The Vietnam Purchasing Managers' Index (PMI) report for July released by research organization S&P Global shows that the strong growth of Vietnam's manufacturing industry in June continued to be maintained in July.
Specifically, the PMI index reached 54.7 in July, showing that business conditions in Vietnam's manufacturing sector continued to improve significantly. In fact, the last time growth was recorded faster was in November 2018.
Significant improvements were recorded across all sectors of consumer goods, intermediate goods and capital investment goods.
New orders rose for the fourth month running in July, and the rate of increase was only slightly slower than the near-record pace in June. Where new orders rose, panellists attributed this to stronger market demand and rising customer numbers.
New export orders also rose, although at a weaker pace than overall new orders. Some firms said export demand had been affected by high shipping costs.
The PMI index reached 54.7 in July, showing that business conditions in Vietnam's manufacturing industry continued to improve significantly.

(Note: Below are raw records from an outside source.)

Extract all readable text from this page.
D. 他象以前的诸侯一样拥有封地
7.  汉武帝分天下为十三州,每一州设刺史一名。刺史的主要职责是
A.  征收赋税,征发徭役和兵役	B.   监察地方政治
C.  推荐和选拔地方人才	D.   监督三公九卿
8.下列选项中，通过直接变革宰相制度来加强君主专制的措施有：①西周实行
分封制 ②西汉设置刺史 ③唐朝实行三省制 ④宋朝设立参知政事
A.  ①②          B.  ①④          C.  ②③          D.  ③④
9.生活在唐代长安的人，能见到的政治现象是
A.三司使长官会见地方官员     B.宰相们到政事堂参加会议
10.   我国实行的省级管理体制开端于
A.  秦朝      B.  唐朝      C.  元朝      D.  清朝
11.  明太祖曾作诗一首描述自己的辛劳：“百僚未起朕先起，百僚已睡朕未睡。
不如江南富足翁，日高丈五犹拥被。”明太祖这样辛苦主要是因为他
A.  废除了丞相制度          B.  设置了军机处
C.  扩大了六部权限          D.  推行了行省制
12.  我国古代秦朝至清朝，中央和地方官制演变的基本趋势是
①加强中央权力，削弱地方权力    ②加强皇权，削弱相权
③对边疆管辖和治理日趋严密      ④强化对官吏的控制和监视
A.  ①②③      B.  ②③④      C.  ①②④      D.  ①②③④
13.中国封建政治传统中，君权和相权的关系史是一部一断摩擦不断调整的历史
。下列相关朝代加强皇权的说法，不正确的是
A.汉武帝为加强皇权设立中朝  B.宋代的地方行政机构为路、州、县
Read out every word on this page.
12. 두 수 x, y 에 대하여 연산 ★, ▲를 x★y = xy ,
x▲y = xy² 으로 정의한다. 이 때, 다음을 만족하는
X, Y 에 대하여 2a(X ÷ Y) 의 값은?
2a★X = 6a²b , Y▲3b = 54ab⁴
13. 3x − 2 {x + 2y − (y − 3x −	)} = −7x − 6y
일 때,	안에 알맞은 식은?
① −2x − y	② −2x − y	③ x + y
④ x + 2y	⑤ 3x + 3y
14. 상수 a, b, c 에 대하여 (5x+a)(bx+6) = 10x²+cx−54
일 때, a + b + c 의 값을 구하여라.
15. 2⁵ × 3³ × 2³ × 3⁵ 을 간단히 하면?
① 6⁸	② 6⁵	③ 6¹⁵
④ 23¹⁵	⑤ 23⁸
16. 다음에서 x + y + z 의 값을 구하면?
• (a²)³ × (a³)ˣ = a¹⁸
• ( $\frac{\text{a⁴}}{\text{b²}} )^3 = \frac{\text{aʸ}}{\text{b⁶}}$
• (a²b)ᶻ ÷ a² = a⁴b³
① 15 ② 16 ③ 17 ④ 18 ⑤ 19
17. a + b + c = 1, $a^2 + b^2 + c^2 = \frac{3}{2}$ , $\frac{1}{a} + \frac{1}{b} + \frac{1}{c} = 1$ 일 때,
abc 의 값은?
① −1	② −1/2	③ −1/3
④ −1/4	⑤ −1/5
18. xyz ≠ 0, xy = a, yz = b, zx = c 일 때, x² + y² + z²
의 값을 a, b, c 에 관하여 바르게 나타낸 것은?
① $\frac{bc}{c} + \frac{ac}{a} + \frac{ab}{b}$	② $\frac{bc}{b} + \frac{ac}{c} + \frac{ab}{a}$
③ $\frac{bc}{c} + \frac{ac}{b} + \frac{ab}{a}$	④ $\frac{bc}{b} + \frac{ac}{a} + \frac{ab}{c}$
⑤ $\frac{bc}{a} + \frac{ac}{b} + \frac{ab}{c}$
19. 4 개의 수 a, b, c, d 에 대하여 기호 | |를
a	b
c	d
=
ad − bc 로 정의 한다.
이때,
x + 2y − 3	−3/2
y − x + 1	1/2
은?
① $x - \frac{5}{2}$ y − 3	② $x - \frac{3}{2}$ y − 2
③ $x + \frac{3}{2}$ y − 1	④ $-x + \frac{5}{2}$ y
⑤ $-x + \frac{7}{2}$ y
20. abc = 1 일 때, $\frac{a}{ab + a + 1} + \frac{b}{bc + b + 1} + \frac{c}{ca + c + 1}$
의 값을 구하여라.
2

Amid a strong rise in new orders, manufacturers increased output sharply in July. Moreover, the rate of output growth was faster than in June and was the second fastest on record, after the first month of data collection, March 2011.
Despite the strong output, companies still needed to use existing inventories to meet new orders, according to S&P Global. In fact, finished goods inventories fell to the second-lowest level on record, behind only February 2014.
Firms attempted to increase capacity by increasing both purchasing and employment at the start of the third quarter. Input purchases increased significantly and at the fastest pace since May 2022. On the other hand, staffing rose only marginally and at a slower pace than in June. Meanwhile, backlogs of work increased for the second month in a row.
Manufacturers found it easier to buy raw materials as supplier delivery times shortened for a second straight month, although the improvement in vendor performance was only marginal with some reports of ongoing shipping delays.
Purchase inventories fell for the 11th straight month and at the fastest pace since April.
Input costs continued to rise sharply in July, with the rate of price increase only slightly weaker than the two-year high recorded in June. Suppliers were said to have raised their selling prices, while higher transport costs were also a factor.
Rising raw material and transport costs forced manufacturers to raise their selling prices for the third consecutive month in July. The rate of increase was strong, although slower than in the previous survey.
"Vietnam's manufacturing sector grew strongly in June and July. This has added to optimism that Vietnam is starting a period of good growth that will help push the economy forward," said Andrew Harker, chief economist at S&P Global Market Intelligence.
The main problem for companies now is keeping up with demand. While production has been ramped up, companies have been forced to use inventory to meet new orders, leading to one of the sharpest declines on record. Manufacturers will need to increase their workforces more quickly and continue to secure additional raw materials if the current trend in new orders is to be maintained in the coming months."